Building an engine or having one built for your Mopar can be one of the most costly, time consuming, and nerve-wracking procedures you'll endure while restoring a car. Unlike years ago when you could simply add a camshaft, headers, intake, and bigger carburetor while overhauling the factory engine, there are so many aftermarket parts available now that it's hard to know which combination will work, and which will leave you disappointed and broke. While the aftermarket is flush with huge displacement big-blocks, stroker kits, and exotic aluminum cylinder heads, the fact is, most of us simply can't afford the parts to build monster stroker engines, so we're left to make the best of the factory parts our car came with. Fortunately, the right combination of factory Mopar parts, combined with a few aftermarket goodies, can still make respectable power without costing a fortune.

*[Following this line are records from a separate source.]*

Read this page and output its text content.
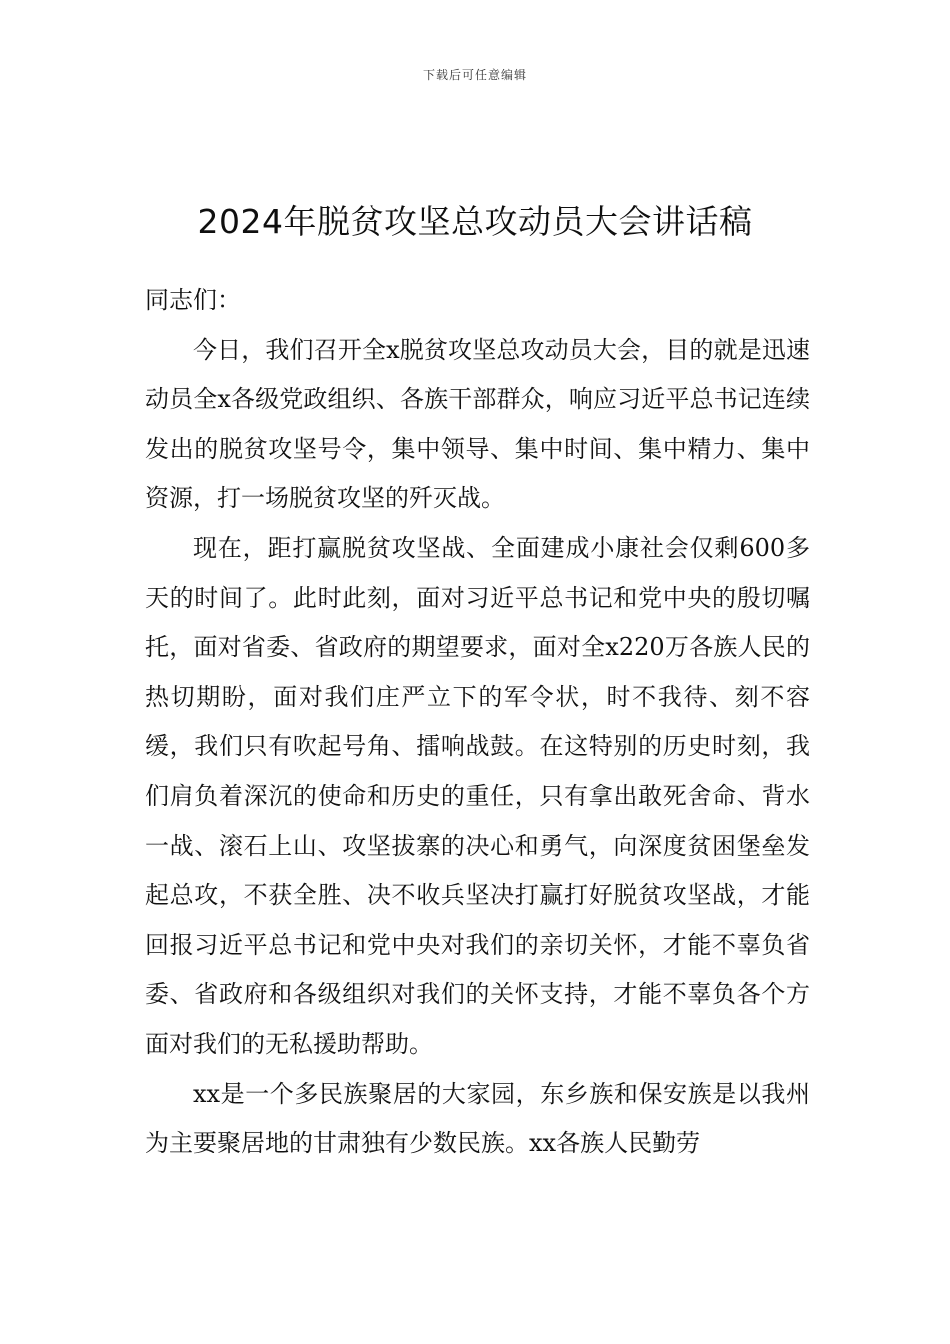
下载后可任意编辑
2024年脱贫攻坚总攻动员大会讲话稿

同志们：

今日，我们召开全x脱贫攻坚总攻动员大会，目的就是迅速动员全x各级党政组织、各族干部群众，响应习近平总书记连续发出的脱贫攻坚号令，集中领导、集中时间、集中精力、集中资源，打一场脱贫攻坚的歼灭战。

现在，距打赢脱贫攻坚战、全面建成小康社会仅剩600多天的时间了。此时此刻，面对习近平总书记和党中央的殷切嘱托，面对省委、省政府的期望要求，面对全x220万各族人民的热切期盼，面对我们庄严立下的军令状，时不我待、刻不容缓，我们只有吹起号角、擂响战鼓。在这特别的历史时刻，我们肩负着深沉的使命和历史的重任，只有拿出敢死舍命、背水一战、滚石上山、攻坚拔寨的决心和勇气，向深度贫困堡垒发起总攻，不获全胜、决不收兵坚决打赢打好脱贫攻坚战，才能回报习近平总书记和党中央对我们的亲切关怀，才能不辜负省委、省政府和各级组织对我们的关怀支持，才能不辜负各个方面对我们的无私援助帮助。

xx是一个多民族聚居的大家园，东乡族和保安族是以我州为主要聚居地的甘肃独有少数民族。xx各族人民勤劳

In this article, we'll show you some of the ways we've learned to make power, while still operating on a working man's budget.

Go Big Or Go Home
One of the best ways we've found to start off with an advantage is to consider a swap to the largest engine of the same type as is in your car. By this we mean if your car has a 273 or 318, you should consider swapping to a 360. And if your car is equipped with a factory 383 or 400, try to find a 440 to build. While it will cost you a little to get a rebuildable core engine, the extra displacement is usually well worth the price, and the bigger engine will swap right into your vehicle without any major modifications. Since building a 360 will cost about the same as building a smaller displacement LA engine, and building the 440 will cost about the same as the smaller B or RB engine, you'll only be out the cost of the core engine, and you'll be way ahead in terms of potential power.

Of course there are reasons you may want to stay with the original, smaller displacement engine in your car. First, you already have it so it costs nothing. Second, you may want your car to retain its originality, or at least the appearance of originality. In these cases, there are still good options to increase your engine's displacement. Stroker kits consisting of parts like those from Eagle and Scat have really come down in price recently and are available for most popular Mopar applications. Though these parts are typically manufactured in China (that's what keeps the costs down), they are strong enough for a healthy street engine or mild race application, and are far better than the "used" factory stuff your engine came with.

Although stroker kits themselves are fairly inexpensive, remember that most of these kits require at least some additional machining to the block for connecting rod and crankshaft clearance. While this procedure can usually be accomplished with a die-grinder in your home shop, if you aren't equipped to handle it you should expect to pay your machinist a little more in labor to perform this task for you. Typically, stroking a 360 small-block or a 440 big-block requires the least amount of clearancing, thereby making them the easiest engines to install stroker kits in. Even factoring the cost of the machine work and the cost of the parts, a stroker kit is still one of the best ways to improve the power potential of your engine.

Swap Heads
One of the most important considerations when building an engine is which cylinder heads to use. Luckily, Mopar made some great factory heads for their small- and big-block engines, and just swapping on a better factory head can greatly improve power. If you're building a small-block, consider finding a set of J or X castings which contain larger valves, a more efficient combustion chamber, and a better port configuration than other early small-block heads. Even better, a swap to later model swirl-port castings will help power with an improved combustion chamber design. If you really want to wake up your small-block, a Magnum head swap is a great way to improve power, though it requires changing lifters and using Magnum-style, pedestal-mounted rocker arms.